Ganz ähnlich hatten in jüngerer Zeit auch der luxemburgische oder britische, der österreichische oder finnische Ratspräsident Rückschau gehalten. Wären da nicht in Merkels Rede einige außergewöhnlich offene und eher düster getönte Sätze gefallen, die gleichsam das Hintergrundrauschen zur Erfolgsmeldung bilden: "Wir haben eine Spaltung vermieden", sagte sie. Und auch: "Machen wir uns nichts vor, eine Gefahr stand stets im Raum, und zwar die Gefahr, dass sich der Lähmungszustand und die Spaltungstendenzen fortsetzen." Die Bundeskanzlerin hält diese Gefahr durch die Einigung über einen Reformvertrag für gebannt: Aber ist sie es wirklich?
Kaum waren in Brüssel die Kameras abgebaut und die Sicherheitsschleusen auf Normalbetrieb zurückgesetzt, da wurde aus Rom und Warschau raunender Unmut kolportiert. Italiens Regierungschef Romano Prodi vertraute La Repubblica nach dem Verhandlungsmarathon an, er habe "noch nie in so schmerzhafter Klarheit gesehen, dass es zwei Europa gibt, das eine, das an die Integration glaubt und voranschreiten will, und das andere, das die EU zum Objekt nationaler Politik degradieren möchte".
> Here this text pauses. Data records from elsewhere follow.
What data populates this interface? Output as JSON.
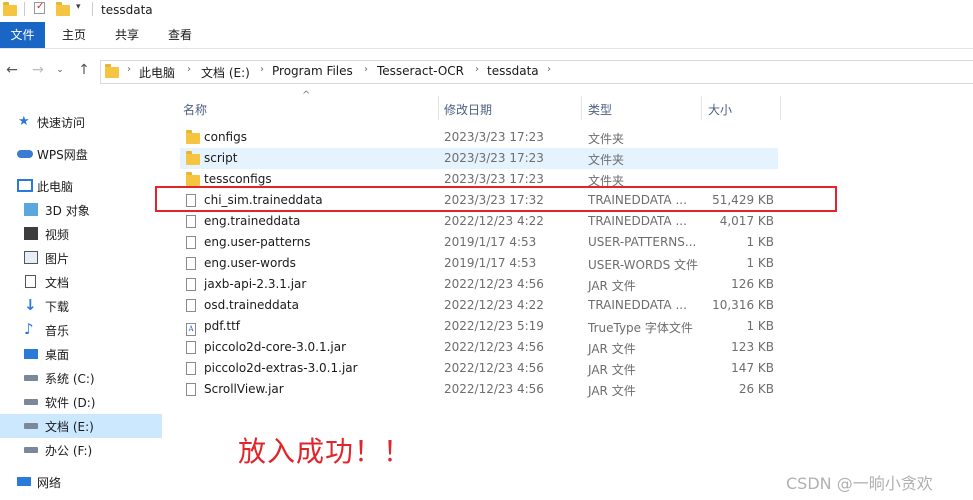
{
  "window": {
    "title": "tessdata"
  },
  "ribbon": {
    "tabs": [
      "文件",
      "主页",
      "共享",
      "查看"
    ]
  },
  "address": {
    "crumbs": [
      "此电脑",
      "文档 (E:)",
      "Program Files",
      "Tesseract-OCR",
      "tessdata"
    ]
  },
  "sidebar": {
    "items": [
      {
        "label": "快速访问",
        "icon": "star-icon"
      },
      {
        "label": "WPS网盘",
        "icon": "cloud-icon"
      },
      {
        "label": "此电脑",
        "icon": "computer-icon"
      },
      {
        "label": "3D 对象",
        "icon": "cube-icon"
      },
      {
        "label": "视频",
        "icon": "video-icon"
      },
      {
        "label": "图片",
        "icon": "picture-icon"
      },
      {
        "label": "文档",
        "icon": "document-icon"
      },
      {
        "label": "下载",
        "icon": "download-icon"
      },
      {
        "label": "音乐",
        "icon": "music-icon"
      },
      {
        "label": "桌面",
        "icon": "desktop-icon"
      },
      {
        "label": "系统 (C:)",
        "icon": "drive-icon"
      },
      {
        "label": "软件 (D:)",
        "icon": "drive-icon"
      },
      {
        "label": "文档 (E:)",
        "icon": "drive-icon"
      },
      {
        "label": "办公 (F:)",
        "icon": "drive-icon"
      },
      {
        "label": "网络",
        "icon": "network-icon"
      }
    ]
  },
  "columns": {
    "name": "名称",
    "date": "修改日期",
    "type": "类型",
    "size": "大小"
  },
  "files": [
    {
      "name": "configs",
      "date": "2023/3/23 17:23",
      "type": "文件夹",
      "size": "",
      "kind": "folder"
    },
    {
      "name": "script",
      "date": "2023/3/23 17:23",
      "type": "文件夹",
      "size": "",
      "kind": "folder"
    },
    {
      "name": "tessconfigs",
      "date": "2023/3/23 17:23",
      "type": "文件夹",
      "size": "",
      "kind": "folder"
    },
    {
      "name": "chi_sim.traineddata",
      "date": "2023/3/23 17:32",
      "type": "TRAINEDDATA ...",
      "size": "51,429 KB",
      "kind": "file"
    },
    {
      "name": "eng.traineddata",
      "date": "2022/12/23 4:22",
      "type": "TRAINEDDATA ...",
      "size": "4,017 KB",
      "kind": "file"
    },
    {
      "name": "eng.user-patterns",
      "date": "2019/1/17 4:53",
      "type": "USER-PATTERNS...",
      "size": "1 KB",
      "kind": "file"
    },
    {
      "name": "eng.user-words",
      "date": "2019/1/17 4:53",
      "type": "USER-WORDS 文件",
      "size": "1 KB",
      "kind": "file"
    },
    {
      "name": "jaxb-api-2.3.1.jar",
      "date": "2022/12/23 4:56",
      "type": "JAR 文件",
      "size": "126 KB",
      "kind": "file"
    },
    {
      "name": "osd.traineddata",
      "date": "2022/12/23 4:22",
      "type": "TRAINEDDATA ...",
      "size": "10,316 KB",
      "kind": "file"
    },
    {
      "name": "pdf.ttf",
      "date": "2022/12/23 5:19",
      "type": "TrueType 字体文件",
      "size": "1 KB",
      "kind": "ttf"
    },
    {
      "name": "piccolo2d-core-3.0.1.jar",
      "date": "2022/12/23 4:56",
      "type": "JAR 文件",
      "size": "123 KB",
      "kind": "file"
    },
    {
      "name": "piccolo2d-extras-3.0.1.jar",
      "date": "2022/12/23 4:56",
      "type": "JAR 文件",
      "size": "147 KB",
      "kind": "file"
    },
    {
      "name": "ScrollView.jar",
      "date": "2022/12/23 4:56",
      "type": "JAR 文件",
      "size": "26 KB",
      "kind": "file"
    }
  ],
  "annotation": {
    "text": "放入成功！！"
  },
  "watermark": {
    "text": "CSDN @一晌小贪欢"
  },
  "colors": {
    "accent": "#1a66c7",
    "highlight": "#e0252b",
    "selected": "#cce8ff",
    "folder": "#f5c542"
  }
}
Dieses andere Europa meldete sich prompt aus Warschau. Kein Wort von Integration: Regierungschef Jaroslaw Kaczynski kündigte Nachverhandlungen in Sachen Sperrminorität an. Von der deutschen Ratspräsidentschaft kam prompt der lapidare Hinweis, ein Ergebnis sei ein Ergebnis, und so werde die Regierungskonferenz vom 23. Juli an allein die Mandatsbeschlüsse von Brüssel in eine endgültige Form gießen. Darum teilen nicht alle Beobachter heute schon Angela Merkels Zuversicht: "Nun kann der Reformvertrag rechtzeitig zu den Europawahlen 2009 in Kraft treten." Schließlich hat der scheidende britische Premier Tony Blair in den vergangenen Jahren zweimal widerrufen, was seine eigene Unterschrift trug - die Charta der Grundrechte aus dem Jahr 2000 und den Verfassungsvertrag von 2004. Wer von den Brüdern Kaczynski behält das letzte Wort - der Präsident Lech, der in Brüssel nächtens einlenkte und hernach sogar Lob für die Ratspräsidentin hatte? Oder sein Zwilling Jaroslaw, der sich fernmündlich von Warschau aus in die Verhandlungen einmischte und sich offenbar durch Bruders Wort nicht gebunden fühlt?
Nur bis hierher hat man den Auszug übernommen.